Szijjarto noted that China’s GDP is now higher than that of the EU. While in 2010 China accounted for 9 percent of global GDP and the EU 22 percent, China’s share has increased to 18 percent and the EU’s has fallen to 17, he said.
“This also shows that if the EU sees China a rival, it will lose out … In recent years it has become obvious that China has a competitive advantage in a number of areas of the economy,” the minister said. “If the EU wants to profit from Chinese ties, mutual trust, respect and cooperation based on mutual benefits must be highlighted rather than rivalry,” he added.
“Hungary does not see China as a risk or threat but as a state that brings much profit though cooperation,” he said.
Hungary has now become the “number-one destination in central and eastern Europe for Chinese corporate investments”, Szijjarto said, adding that Hungary had the most Confucius Institutes in the region and offered flights to the most destinations.
Also, Hungary has the highest number of food export permits for China among countries of the region, he said, noting that after the coronavirus pandemic, Hungary was the first country where Chinese tourists reappeared.
Chinese demand for healthy food products is on the increase and Hungary has a competitive edge in the EU in that area, the minister said, adding that the 23 Hungarian companies at the expo mostly represented the food industry.

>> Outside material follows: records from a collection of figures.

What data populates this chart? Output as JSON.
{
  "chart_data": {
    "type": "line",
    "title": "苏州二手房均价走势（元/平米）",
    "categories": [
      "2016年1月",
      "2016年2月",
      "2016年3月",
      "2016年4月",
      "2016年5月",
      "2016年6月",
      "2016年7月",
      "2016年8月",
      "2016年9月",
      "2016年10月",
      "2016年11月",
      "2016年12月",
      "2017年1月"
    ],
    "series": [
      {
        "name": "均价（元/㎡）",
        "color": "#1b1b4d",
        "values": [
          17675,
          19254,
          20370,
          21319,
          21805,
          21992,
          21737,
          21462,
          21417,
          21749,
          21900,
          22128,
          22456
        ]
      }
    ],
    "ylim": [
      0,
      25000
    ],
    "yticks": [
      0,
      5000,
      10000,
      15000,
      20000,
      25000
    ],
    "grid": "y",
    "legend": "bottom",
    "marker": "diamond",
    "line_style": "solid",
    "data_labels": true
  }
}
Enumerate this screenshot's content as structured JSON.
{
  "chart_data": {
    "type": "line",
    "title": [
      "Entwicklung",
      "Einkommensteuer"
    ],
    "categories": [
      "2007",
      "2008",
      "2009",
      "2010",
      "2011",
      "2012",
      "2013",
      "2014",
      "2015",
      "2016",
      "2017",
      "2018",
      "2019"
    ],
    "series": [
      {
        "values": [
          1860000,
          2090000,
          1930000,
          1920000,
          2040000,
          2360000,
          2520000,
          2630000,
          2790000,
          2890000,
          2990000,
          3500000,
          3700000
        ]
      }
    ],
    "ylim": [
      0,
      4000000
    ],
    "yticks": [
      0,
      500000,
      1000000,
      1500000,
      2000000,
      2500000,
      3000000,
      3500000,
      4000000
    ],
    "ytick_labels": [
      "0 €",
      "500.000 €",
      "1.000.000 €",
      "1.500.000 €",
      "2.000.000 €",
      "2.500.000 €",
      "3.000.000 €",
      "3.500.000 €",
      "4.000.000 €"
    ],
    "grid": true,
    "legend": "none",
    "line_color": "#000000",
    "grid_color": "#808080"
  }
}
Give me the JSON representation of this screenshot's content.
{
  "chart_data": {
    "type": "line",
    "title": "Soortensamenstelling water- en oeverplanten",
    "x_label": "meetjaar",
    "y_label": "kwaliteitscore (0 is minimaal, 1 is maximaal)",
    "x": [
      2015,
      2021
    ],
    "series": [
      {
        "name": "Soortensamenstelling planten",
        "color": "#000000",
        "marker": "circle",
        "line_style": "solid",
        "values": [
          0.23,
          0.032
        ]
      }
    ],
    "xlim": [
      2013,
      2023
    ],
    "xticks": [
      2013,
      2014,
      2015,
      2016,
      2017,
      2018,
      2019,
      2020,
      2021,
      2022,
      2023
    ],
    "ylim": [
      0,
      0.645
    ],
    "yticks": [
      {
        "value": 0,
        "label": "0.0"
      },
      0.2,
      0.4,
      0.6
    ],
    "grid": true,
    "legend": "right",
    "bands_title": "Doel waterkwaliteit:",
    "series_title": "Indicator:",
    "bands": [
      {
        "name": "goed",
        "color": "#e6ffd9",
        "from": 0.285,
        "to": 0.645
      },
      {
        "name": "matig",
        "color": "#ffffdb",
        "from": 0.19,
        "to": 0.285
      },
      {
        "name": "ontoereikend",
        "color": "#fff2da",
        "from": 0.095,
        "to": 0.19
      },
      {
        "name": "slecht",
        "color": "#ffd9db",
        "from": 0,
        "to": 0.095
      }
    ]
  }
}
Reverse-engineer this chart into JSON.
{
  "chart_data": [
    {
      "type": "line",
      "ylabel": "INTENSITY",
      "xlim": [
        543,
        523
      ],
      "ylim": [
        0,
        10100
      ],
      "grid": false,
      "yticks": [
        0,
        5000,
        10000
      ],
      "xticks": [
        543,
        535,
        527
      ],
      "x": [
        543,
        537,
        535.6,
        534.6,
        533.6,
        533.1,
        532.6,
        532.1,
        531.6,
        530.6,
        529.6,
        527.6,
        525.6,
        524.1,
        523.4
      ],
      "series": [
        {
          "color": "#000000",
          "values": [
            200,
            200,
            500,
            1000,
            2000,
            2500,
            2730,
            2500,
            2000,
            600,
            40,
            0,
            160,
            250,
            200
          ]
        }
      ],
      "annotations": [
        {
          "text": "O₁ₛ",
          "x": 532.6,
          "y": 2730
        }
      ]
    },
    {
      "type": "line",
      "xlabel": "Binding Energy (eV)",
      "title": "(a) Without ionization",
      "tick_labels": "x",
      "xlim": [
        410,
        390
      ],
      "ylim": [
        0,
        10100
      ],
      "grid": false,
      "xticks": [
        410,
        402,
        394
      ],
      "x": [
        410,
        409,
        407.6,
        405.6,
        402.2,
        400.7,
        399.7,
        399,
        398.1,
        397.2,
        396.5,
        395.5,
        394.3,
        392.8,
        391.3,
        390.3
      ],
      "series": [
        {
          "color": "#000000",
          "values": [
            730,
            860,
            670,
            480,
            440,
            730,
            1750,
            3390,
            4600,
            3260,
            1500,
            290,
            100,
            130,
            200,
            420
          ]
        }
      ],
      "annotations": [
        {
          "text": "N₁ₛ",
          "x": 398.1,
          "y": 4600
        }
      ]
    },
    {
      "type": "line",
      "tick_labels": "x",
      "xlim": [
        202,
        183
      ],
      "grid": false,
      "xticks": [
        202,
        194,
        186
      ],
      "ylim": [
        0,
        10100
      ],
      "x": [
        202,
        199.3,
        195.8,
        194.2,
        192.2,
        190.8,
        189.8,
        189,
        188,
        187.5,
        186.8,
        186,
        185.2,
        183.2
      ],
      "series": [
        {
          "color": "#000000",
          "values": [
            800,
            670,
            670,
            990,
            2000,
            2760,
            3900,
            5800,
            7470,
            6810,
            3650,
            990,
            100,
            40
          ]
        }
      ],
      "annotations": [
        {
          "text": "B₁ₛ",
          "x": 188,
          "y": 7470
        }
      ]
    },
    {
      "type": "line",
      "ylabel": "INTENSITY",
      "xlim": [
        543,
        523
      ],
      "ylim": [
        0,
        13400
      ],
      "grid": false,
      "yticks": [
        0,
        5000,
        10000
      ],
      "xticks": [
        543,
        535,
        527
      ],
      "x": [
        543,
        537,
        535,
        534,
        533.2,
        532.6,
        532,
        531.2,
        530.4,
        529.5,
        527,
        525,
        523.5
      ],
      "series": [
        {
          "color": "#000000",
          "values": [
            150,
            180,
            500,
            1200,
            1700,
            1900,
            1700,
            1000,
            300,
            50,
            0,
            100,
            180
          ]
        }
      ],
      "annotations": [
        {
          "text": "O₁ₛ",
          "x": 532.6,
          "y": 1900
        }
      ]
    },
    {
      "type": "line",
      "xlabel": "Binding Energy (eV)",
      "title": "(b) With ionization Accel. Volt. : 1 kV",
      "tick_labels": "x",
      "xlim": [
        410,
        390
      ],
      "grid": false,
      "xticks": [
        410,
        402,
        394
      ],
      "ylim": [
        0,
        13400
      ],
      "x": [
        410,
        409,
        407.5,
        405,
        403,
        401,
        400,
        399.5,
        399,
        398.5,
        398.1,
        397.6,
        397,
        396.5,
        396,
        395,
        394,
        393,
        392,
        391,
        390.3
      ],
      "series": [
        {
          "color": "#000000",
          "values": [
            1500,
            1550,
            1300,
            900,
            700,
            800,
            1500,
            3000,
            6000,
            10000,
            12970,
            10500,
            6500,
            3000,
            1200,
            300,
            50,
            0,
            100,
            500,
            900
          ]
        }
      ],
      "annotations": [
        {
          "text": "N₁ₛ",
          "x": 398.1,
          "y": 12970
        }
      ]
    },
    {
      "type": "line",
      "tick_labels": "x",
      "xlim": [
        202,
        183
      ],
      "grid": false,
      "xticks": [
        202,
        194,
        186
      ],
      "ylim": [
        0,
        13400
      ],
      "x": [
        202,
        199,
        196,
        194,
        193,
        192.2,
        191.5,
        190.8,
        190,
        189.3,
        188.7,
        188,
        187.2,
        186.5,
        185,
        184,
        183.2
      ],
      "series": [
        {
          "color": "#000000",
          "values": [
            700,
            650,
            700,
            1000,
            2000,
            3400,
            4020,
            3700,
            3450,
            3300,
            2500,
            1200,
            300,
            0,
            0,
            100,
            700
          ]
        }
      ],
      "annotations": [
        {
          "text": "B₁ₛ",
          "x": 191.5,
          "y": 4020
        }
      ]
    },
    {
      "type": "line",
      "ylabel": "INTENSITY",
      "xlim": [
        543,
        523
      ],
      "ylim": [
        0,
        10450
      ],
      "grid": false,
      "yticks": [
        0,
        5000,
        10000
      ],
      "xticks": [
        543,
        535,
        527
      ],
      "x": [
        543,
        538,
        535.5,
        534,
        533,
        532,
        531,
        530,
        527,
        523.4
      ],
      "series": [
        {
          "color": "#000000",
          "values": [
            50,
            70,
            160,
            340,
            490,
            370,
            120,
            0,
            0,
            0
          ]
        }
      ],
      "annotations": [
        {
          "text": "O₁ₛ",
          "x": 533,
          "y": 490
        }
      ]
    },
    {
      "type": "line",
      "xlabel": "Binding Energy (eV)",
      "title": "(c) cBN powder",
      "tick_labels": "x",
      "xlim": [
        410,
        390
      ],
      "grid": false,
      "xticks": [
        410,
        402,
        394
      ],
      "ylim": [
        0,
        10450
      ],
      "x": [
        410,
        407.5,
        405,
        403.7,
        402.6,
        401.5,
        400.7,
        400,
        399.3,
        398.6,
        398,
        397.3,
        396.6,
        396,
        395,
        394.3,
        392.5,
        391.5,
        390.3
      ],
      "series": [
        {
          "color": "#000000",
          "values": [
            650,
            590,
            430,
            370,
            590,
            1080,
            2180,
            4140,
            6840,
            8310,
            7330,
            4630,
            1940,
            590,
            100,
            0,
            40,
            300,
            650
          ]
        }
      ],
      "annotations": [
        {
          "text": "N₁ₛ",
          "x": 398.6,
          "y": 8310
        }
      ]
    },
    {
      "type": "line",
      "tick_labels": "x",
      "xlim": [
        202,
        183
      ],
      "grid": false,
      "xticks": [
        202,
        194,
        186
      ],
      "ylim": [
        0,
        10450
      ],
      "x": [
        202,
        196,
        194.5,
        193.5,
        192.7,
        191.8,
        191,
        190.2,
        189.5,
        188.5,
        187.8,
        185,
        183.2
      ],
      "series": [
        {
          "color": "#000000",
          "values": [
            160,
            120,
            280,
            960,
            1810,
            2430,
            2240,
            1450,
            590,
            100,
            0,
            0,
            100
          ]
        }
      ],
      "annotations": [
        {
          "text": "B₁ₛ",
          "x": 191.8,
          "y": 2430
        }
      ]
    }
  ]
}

Szijjarto also pointed to the Hungarian government’s position against global tendencies of the world becoming divided into blocs again. “We support connectivity and welcome an East-West division of labour in key sectors of the economy … There is no point in divisions aimed at reducing risk,” he said, noting Hungary’s emerging role as a meeting point for Eastern battery technologies and Western car manufacturing.
China has now become Hungary’s largest trading partner outside Europe, Szijjarto said, noting that the turnover of trade with Zheijang province alone reached 1.6 billion dollars last year.